La question habituelle Qu’aurions-nous fait à leur place ? s’en trouve déplacée vers une autre plus inconfortable, mais plus juste : « Ce n’était pas la question morale qui m’intéressait, insiste Marie Petitcuénot, mais plutôt : qu’est-ce que nous ferions à deux heures du matin, fatigués, face à quelqu’un qui s’apprête à agresser cette femme ? Ce qui est en jeu, ce sont des cristallisations émotionnelles, pas des jugements. »

Au milieu des hommes et des femmes réunis cette nuit de 1974, Marina Abramović a littéralement risqué sa vie pour bouleverser les règles de l’art. Photo : Marina Abramović, Rhythm 0, 1974 / Capture d’écran - Marina Abramović Institute via YouTube.

Suffit-il qu’il y ait une proie pour qu’apparaissent les monstres ? Le vulnérable doit-il toujours être attaqué ? Que faisons-nous de notre liberté si on nous l’autorise tout entière ? Le protocole d’Abramović ainsi remis en scène permet d’en réactiver tout le sens et les effets chez le lecteur. La grande qualité des Heures sauvages est alors de laisser les réflexions sur notre condition humaine prendre le dessus sur celles liées au seul champ de l’art.

À corps perdu

Il aura donc fallu un roman, cinquante ans après les faits, pour donner à Rhythm 0 son récit le plus vivant.
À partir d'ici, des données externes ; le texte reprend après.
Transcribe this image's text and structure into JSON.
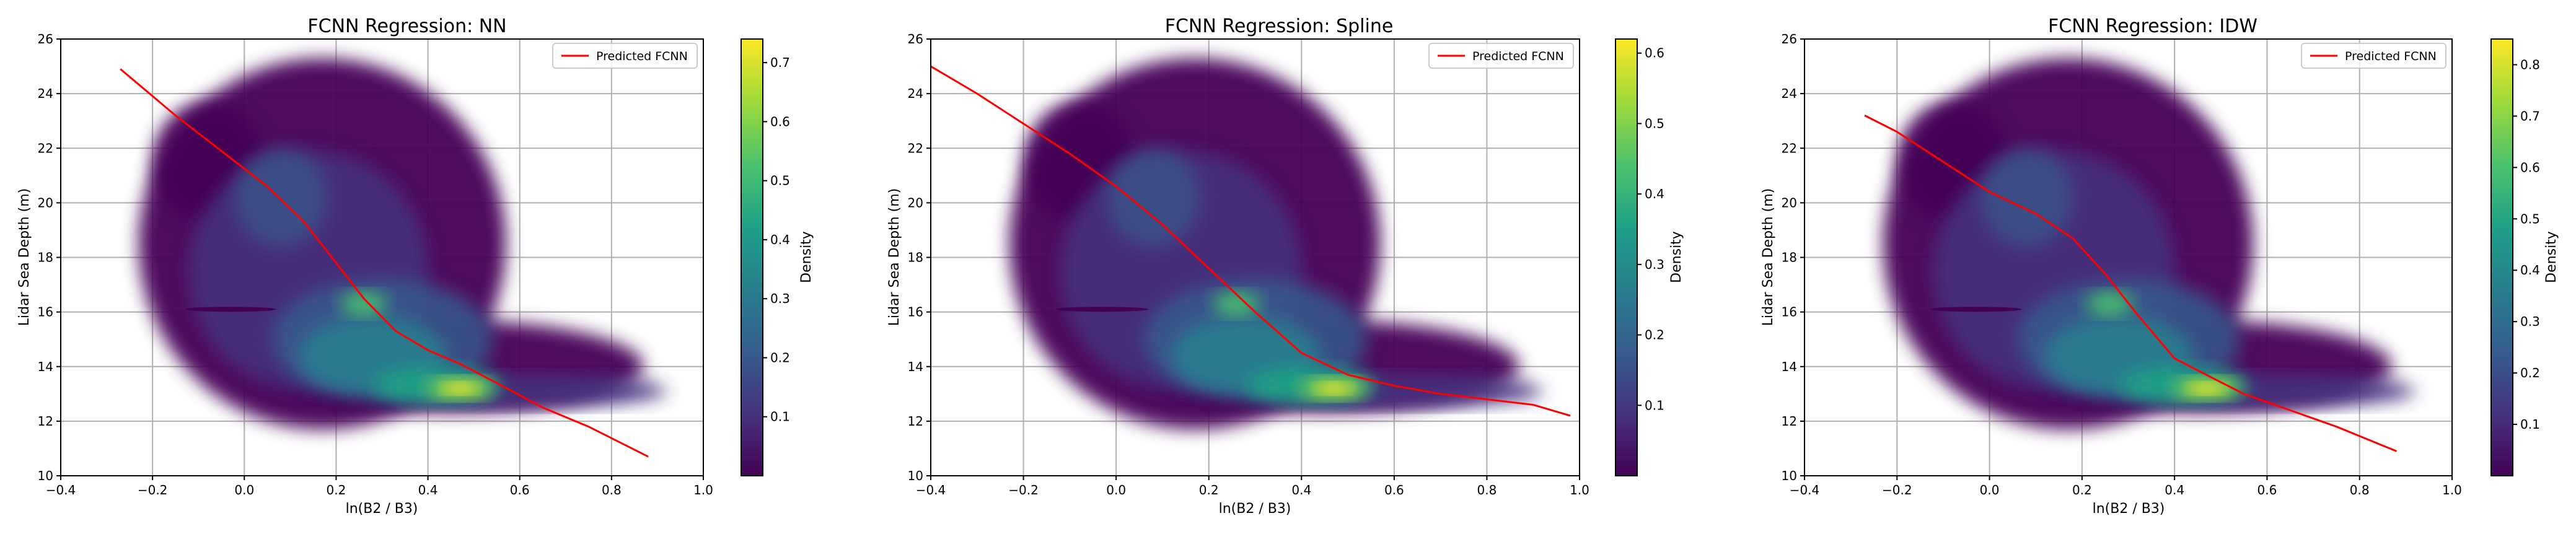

Pas parce que l’écrivain en sait plus que le critique ou l’historien, mais parce qu’il accepte, comme Marina Abramović ce soir-là, de s’exposer sans filet à ce qu’il ne maîtrise pas entièrement. « C’est un partenariat avec le lecteur, il faut s’abandonner, résume Marie Petitcuénot. Si tu n’es pas prêt à cela, tu écris pour ton tiroir. »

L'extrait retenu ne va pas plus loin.